Once again, there was no fundamental catalyst for the dollar’s weakness. On the contrary, one more Fed official joined the chorus of those pushing back against imminent rate reductions. Following Powell, Mester and Kashkari, it was the turn of Boston Fed President Susan Collins to share her view, noting that for the moment, policy remains well positioned.
Collins’ comments did not impact the market’s view on US interest rates either. The March cut probability stayed at nearly 20% and the total number of basis points worth of reductions for the whole year remained around 120.
This, combined with the fact that Treasury yields rose somewhat, suggests that dollar buyers continued realizing profits, perhaps preferring to wait for the next entry opportunity at more attractive levels. Following the astounding US jobs report on Friday, the dollar index jumped above its 200-day exponential moving average and now it is pulling back, maybe to test that average as a support.
What could prompt dollar traders to buy again near that zone might be next week’s US CPI data for January, as stickier than expected inflation could take the likelihood for a March rate cut closer to zero and possibly reduce the elevated 80% probability for such action in May.
Yen tumbles on Uchida’s remarks, Chinese stocks extend recovery
The only currency against which the dollar managed to perform well was the Japanese yen, which may have come under selling interest after BoJ Deputy Governor Shinichi Uchida said that the Bank will likely avoid raising interest rates rapidly, even after they exit negative territory.
Although Uchida signaled conviction that the conditions for phasing out stimulus are falling into place due to rising prices, investors are not fully convinced that the era of negative interest rates will end in April. The April meeting will be the first after the “Shunto” wage negotiations, where firms and unions are expected to agree on another strong pay hike. Market participants assign a 68% chance for a rate increase to 0% in April, while such a move is fully priced in for June.
The Chinese yuan rose yesterday, and it is holding steady today despite data revealing that consumer prices fell at their fastest pace in more than 14 years in January. Perhaps the currency received support from the Chinese stock market, which extended its recovery as regulators intensified efforts to stabilize the market by placing further curbs on short selling.

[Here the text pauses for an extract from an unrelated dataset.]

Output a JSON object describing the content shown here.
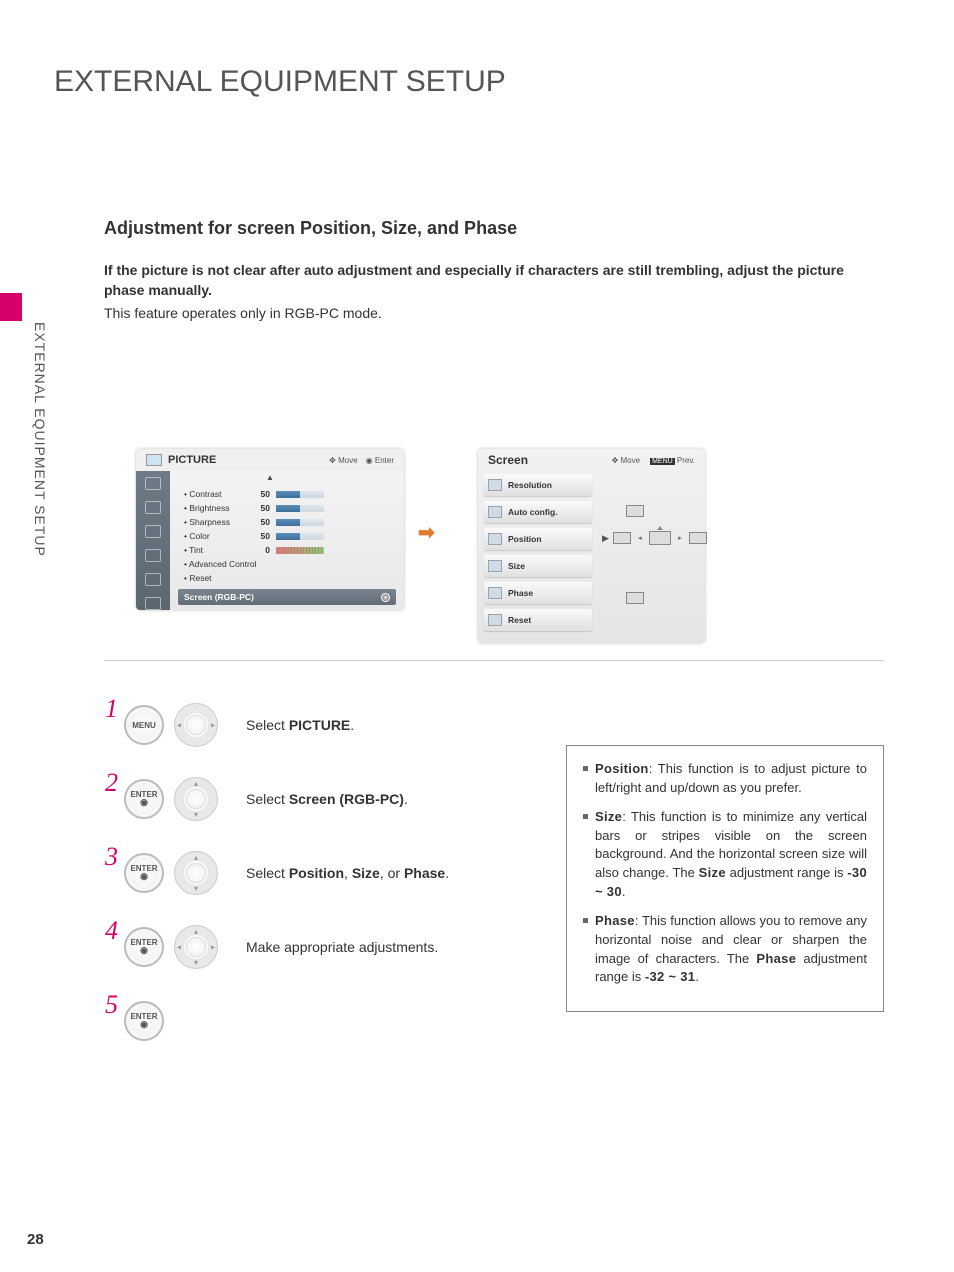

The head of China’s securities regulator was replaced on Wednesday as policymakers struggled to stabilize the market, while according to Bloomberg, the Regulatory Commission will soon update President Xi Jinping on market conditions.
S&P 500 hits new record, oil extends recovery
Wall Street traded in the green yesterday, with the Nasdaq rising almost 1% and the S&P 500 climbing to new record highs. The optimism surrounding this earnings season seems to have overshadowed jitters surrounding US regional banks after Moody’s downgraded New York Community Bancorp to junk. The dollar’s retreat may have also helped, despite investors not altering their US interest rate bets.
The slight rise in Treasury yields and the dollar’s retreat may have acted as offsetting forces for gold which traded virtually unchanged yesterday. The precious metal is slightly lower today, which suggests that it did not attract safe haven flows either after Israel rejected a ceasefire offer from Hamas.
Nonetheless, the Middle East news was noticed by oil traders, who continued buying on fears that the conflict will continue disrupting supply. On the demand side, the stronger-than-expected drawdown in US gasoline stocks may also have added support.